Feel like becoming a publishing mogul? Stop by the Freedom anti-cafe at 7 Ulitsa Kazanskaya today at 8 p.m. where Simferopol, Crimea-based founder and chief editor of the Holst online magazine will talk about creating an internet magaine, including what stories to cover, how find an audience and build a team, where to find inspiration and how to stand out from the crowd. Admission is the normal price of the anti-café — 2 rubles per minute, which includes tea and snacks.

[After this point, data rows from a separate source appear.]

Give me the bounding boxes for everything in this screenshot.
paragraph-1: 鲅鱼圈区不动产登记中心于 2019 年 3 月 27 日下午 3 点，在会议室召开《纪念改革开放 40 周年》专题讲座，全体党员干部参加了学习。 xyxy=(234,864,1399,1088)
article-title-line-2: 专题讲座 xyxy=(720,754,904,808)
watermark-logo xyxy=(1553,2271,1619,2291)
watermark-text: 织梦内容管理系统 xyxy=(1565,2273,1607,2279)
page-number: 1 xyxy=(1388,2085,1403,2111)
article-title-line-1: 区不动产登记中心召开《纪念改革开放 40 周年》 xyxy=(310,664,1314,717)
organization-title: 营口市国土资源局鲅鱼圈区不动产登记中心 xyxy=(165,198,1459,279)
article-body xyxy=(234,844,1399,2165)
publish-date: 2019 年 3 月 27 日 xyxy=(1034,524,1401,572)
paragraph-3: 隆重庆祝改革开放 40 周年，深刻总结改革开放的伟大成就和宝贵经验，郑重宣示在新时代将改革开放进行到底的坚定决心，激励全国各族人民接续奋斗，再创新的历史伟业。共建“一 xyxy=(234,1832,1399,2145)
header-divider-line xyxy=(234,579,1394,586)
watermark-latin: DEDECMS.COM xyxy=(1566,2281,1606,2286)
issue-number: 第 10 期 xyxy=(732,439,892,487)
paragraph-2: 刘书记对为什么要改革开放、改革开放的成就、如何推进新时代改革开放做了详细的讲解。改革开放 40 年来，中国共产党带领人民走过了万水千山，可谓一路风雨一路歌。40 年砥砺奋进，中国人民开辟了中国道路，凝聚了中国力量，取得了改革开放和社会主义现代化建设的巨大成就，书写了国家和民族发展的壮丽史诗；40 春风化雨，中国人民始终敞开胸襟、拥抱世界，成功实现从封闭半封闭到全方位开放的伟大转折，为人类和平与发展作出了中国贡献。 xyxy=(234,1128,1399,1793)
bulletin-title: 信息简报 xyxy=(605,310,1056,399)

Learn everything you always wanted to know about wine, and perhaps a bit more, at the Le Nez du Vin seminar for wine lovers. Held at the WineJet Sommelier School, 100 Bolshoy Prospekt Petrograd Side, at 7:30 p.m., the event will cover wine production, the basics of wine tasting, the concept of terroir and the various countries where wine is produced. Tickets are 750 rubles and include a wine tasting. Register by calling +7 921 744 6264.



Thursday, Jan. 29



Attend a master class on how to deal with complicated business negotiations today at the International Banking Institute, 6 Malaya Sadovaya Ulitsa. Running from 3 to 6 p.m., Vadim Sokolov, an assistant professor at the St. Petersburg State University of Economics, will introduce aspects of managing the negotiation process and increasing its effectiveness. Attendance is free with pre-registration by telephone on 909 3056 or online at www.ibispb.ru



Celebrate what would be writer Anton Chekhov's 155th birthday at the Bokvoed bookshop at 46 Nevsky Prospekt. Starting at 5 p.m., the legendary author will be feted with readings of his stories and short performances based on his plays by various St. Petersburg actors. Chekhov's books will also be offered at a 15% discount during the event.